Two weeks ago I went to a bystander intervention training put on by SURJ-Milwaukee
(Showing Up for Racial Justice). The point is to prepare us well-meaning-white-people (WMWP) to stop being bystanders, and get ready to intervene and disrupt
harassment when it's happening around us. (SURJ is a
great organization of white people organizing together to dismantle white
supremacy; they avowedly work in partnership with people-of-color led
organizations and if you have a chapter in your community, find it and join
it!).
It was pretty great to see 60+ mostly white people from a
well-off nearby suburb – in the neighborhood surrounding the yoga studio where
I teach – gather to start figuring out how we do better. It really spoke to me
about how great is the need for community right now and how the attack on
people of color and on civil rights, and the related upsurge of hostility and
hatred is calling together the people who disagree with that.
The messages of the training were super practical and
helpful. What I got out of it:
- We have to be ready to be disruptive. Everything around us just encourages us to put our heads down, go along with or avoid what is happening around us and try to stay out of the way. The kind of courage we need right now is the courage to go against that. It is no small thing.
- When you are witnessing an instance of harassment in public, the point is not to try to change the mind of the harasser by being so compelling and persuasive that you strip them of their beliefs.

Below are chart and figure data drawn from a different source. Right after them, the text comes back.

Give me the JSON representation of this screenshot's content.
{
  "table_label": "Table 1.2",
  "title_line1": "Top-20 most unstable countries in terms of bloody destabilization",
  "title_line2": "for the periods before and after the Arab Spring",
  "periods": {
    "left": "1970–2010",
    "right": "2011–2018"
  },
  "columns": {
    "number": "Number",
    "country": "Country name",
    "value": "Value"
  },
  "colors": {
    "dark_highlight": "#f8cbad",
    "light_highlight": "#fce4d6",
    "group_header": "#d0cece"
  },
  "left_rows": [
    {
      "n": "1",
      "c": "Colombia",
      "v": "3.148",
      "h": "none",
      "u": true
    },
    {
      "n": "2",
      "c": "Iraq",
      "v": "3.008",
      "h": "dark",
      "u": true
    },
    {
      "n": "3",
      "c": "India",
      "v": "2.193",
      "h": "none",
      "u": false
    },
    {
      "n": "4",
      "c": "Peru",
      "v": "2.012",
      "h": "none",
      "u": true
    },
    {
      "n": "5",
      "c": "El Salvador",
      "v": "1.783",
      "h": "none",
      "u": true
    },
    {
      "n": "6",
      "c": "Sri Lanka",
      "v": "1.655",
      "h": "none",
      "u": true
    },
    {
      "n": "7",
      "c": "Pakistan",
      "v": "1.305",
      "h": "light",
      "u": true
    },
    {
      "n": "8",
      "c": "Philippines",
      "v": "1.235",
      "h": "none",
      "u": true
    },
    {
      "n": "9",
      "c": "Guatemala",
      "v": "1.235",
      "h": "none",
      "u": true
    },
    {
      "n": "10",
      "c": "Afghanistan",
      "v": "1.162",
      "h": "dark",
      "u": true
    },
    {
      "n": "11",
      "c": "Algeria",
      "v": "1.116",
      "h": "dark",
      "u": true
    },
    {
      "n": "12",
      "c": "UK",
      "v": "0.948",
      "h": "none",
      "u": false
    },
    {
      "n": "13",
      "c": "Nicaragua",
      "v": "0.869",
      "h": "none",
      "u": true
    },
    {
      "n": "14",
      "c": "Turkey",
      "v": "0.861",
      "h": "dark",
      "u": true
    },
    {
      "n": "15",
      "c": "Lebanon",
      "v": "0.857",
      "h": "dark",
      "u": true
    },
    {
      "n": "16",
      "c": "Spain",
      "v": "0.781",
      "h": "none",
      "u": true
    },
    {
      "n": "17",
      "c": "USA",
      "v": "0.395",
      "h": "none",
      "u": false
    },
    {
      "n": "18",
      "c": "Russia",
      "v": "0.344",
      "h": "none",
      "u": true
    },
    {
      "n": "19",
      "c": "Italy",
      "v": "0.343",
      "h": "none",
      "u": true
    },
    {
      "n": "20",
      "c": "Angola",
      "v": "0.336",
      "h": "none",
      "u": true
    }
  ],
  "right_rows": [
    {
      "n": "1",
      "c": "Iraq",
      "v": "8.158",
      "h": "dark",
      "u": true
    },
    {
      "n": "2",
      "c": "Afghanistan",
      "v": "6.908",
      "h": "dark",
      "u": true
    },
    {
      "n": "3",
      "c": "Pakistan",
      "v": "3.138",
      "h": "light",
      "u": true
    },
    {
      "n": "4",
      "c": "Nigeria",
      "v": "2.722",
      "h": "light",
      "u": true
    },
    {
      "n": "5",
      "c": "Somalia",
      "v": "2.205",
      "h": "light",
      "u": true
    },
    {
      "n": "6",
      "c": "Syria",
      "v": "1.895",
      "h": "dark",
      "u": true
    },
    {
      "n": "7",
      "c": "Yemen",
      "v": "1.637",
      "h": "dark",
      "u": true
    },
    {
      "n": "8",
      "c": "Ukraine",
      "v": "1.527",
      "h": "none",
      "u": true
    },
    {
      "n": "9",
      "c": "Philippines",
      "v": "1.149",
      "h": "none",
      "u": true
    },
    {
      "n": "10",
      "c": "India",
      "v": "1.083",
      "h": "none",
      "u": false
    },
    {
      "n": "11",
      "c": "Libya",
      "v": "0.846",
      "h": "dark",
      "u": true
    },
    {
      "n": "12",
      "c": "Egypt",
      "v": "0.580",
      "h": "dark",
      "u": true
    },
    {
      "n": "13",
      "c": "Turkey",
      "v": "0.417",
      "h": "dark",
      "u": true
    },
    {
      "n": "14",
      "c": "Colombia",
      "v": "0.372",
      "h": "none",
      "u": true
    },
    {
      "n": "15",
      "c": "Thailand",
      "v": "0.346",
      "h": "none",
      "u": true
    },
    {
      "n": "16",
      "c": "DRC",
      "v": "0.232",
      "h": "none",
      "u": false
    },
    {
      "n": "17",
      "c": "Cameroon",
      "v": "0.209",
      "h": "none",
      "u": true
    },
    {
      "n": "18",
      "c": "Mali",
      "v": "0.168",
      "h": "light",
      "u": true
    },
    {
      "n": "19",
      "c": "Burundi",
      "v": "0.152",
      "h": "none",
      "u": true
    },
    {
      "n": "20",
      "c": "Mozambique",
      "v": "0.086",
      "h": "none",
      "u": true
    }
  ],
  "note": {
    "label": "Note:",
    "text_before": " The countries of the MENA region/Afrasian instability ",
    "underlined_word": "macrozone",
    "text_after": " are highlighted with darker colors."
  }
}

The point is to disrupt the harassment.
- There are many possibly ways of disrupting – confrontation is one of them. But other options include creating a distraction or helping remove the targeted person from the situation. You don’t have to win an argument with the harasser, you just have to stand in solidarity somehow with the targeted person(s) and help them be safe.
- The most important thing is staying in relationship to the person being targeted and making sure they’re okay. That means not trying to be the hero, not putting your actions at the center of the interaction, but checking in with the person being targeted and doing things that help them.
There was an additional lesson that I have been reflecting
on a lot ever since: that what we do to build community outside of a particular
instance of harassment is as important as how we intervene in the moment. The facilitator told a
story of a white woman who lives near a park where children come to play. She
noticed that when African-American children visited the park, the police would
come, which seemed not right to her because – hey, it’s a park! There are
supposed to be children playing there! What is the idea that African-American
children need to be policed or might be causing trouble while white children
are fine.
The facilitator explained that in a situation like that, she could try to build community with the children before the police
ever come. She recommended the woman go over and introduce herself one day,
learn their names, let them know she is available if they need anything. And
then the next time the police came, she would be able to let the police know that
she knows these kids, they are not a problem and there’s no need for policing them.
All of which has since transpired.
[Understanding that the police aren’t inherently bad, but
that when police interact with people of color the situation is much more
fraught and dangerous than for white people, and that if white people can help
minimize the frequency and toxicity of those interactions that is a huge contribution
to making our world safer and more just for everyone.]
What an empowering and exciting idea – that what we do in
the mundane every-day-ness of life – knowing our neighbors, paying attention to
what is happening around us, being available as a resource – is actually one of
the most critical ways to build a backstop against the harassment and violence
happening around us.
That training, and then an excellent discussion of
non-violence led by my friend Anne-Marie at a recent yoga workshop, got me
reflecting on this beautiful sutra, which most serious yoga students and
teachers profess a deep connection to:
Through cultivation of friendliness,
compassion, joy, and indifference to pleasure and pain, virtue and vice
respectively, the consciousness becomes favourably disposed, serene and
benevolent. (1.33)
Friendliness, compassion and joy are critical elements
of building community with those around us. I’ve been trying to pay more
attention when I’m out in the neighborhood, say hi to people on the street,
communicate in whatever way possible – hey I’m here for you. One thing I’m
noticing is how much that is changing how I feel about myself. Of course – when
you extend friendliness, compassion and joy to people around you, it also
builds up the reserve you have inside which pervades your own inner self. The
gift to others turns out to be the most powerful gift for yourself.
I think of the indifference, in relation to bystander
intervention, as being indifferent to the result of your intervention. Meaning
indifferent to how people might perceive you when you speak out. Indifferent to
whether you get credit for it or not. Indifference to your own emotional
triggers that arise in that situation.
Wishing you all friendliness, joy, compassion and
indifference. And love and community. And a feeling of safety, and knowing that
someone nearby will have your back in case you don’t.
With love, gratitude and solidarity forever.